If you want to avoid diarrhea, I would recommend allocating part of your retirement funds (say, 40%) to bonds or other fixed income products. You’ll take on less risk (yay!), but you’ll probably see lower returns over a long period of time (boo!). That’s how the game works.
And then as you get closer to retirement, you should start shifting more and more of your money into fixed income products. When you’re 65, a guaranteed rate of return (even if it’s lower) will be more important than the whimsies of the stock market.
IN CONCLUSION:
Start investing as early as you can.
Take advantage of your company’s 401(k) plan.

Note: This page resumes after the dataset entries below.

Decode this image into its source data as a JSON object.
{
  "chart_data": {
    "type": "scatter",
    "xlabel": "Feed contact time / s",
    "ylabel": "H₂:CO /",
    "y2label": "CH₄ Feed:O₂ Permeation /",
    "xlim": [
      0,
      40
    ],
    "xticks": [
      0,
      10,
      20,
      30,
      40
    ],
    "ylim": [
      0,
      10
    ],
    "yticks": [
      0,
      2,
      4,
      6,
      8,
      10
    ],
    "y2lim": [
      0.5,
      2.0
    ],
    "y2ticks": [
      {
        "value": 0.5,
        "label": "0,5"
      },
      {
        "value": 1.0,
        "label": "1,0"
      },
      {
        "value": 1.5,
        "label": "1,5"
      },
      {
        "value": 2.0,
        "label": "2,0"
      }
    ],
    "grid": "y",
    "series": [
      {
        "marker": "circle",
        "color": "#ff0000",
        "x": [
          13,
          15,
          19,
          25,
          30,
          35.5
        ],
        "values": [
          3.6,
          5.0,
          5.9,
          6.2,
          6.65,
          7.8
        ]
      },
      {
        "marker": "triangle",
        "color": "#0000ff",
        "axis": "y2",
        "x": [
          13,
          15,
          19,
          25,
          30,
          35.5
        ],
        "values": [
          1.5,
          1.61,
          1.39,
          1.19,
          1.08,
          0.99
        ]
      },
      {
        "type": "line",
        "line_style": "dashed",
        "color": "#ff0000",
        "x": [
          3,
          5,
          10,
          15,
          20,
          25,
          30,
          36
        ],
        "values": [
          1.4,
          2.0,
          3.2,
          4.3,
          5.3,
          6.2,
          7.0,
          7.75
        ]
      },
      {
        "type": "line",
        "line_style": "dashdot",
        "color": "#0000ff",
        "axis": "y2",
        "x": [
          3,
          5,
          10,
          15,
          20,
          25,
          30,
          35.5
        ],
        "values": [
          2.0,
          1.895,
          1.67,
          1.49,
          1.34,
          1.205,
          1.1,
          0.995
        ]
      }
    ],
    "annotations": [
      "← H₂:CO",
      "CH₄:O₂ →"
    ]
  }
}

Invest in simple, low-cost mutual funds that track the broad US stock market. Or invest part of your portfolio in bonds, if you’re more risk-averse.
Watch out for fees.
Continue to make contributions, regularly, for the next four decades or so.
Enjoy your retirement!
Also, try not to lose your job.
All of this advice is very specific to someone my age – mid-twenties, out of school, working full-time. If you’re older, it’s a different story. If you’re in debt, it’s a different story. If you’re saving for your kids’ college, it’s a different story.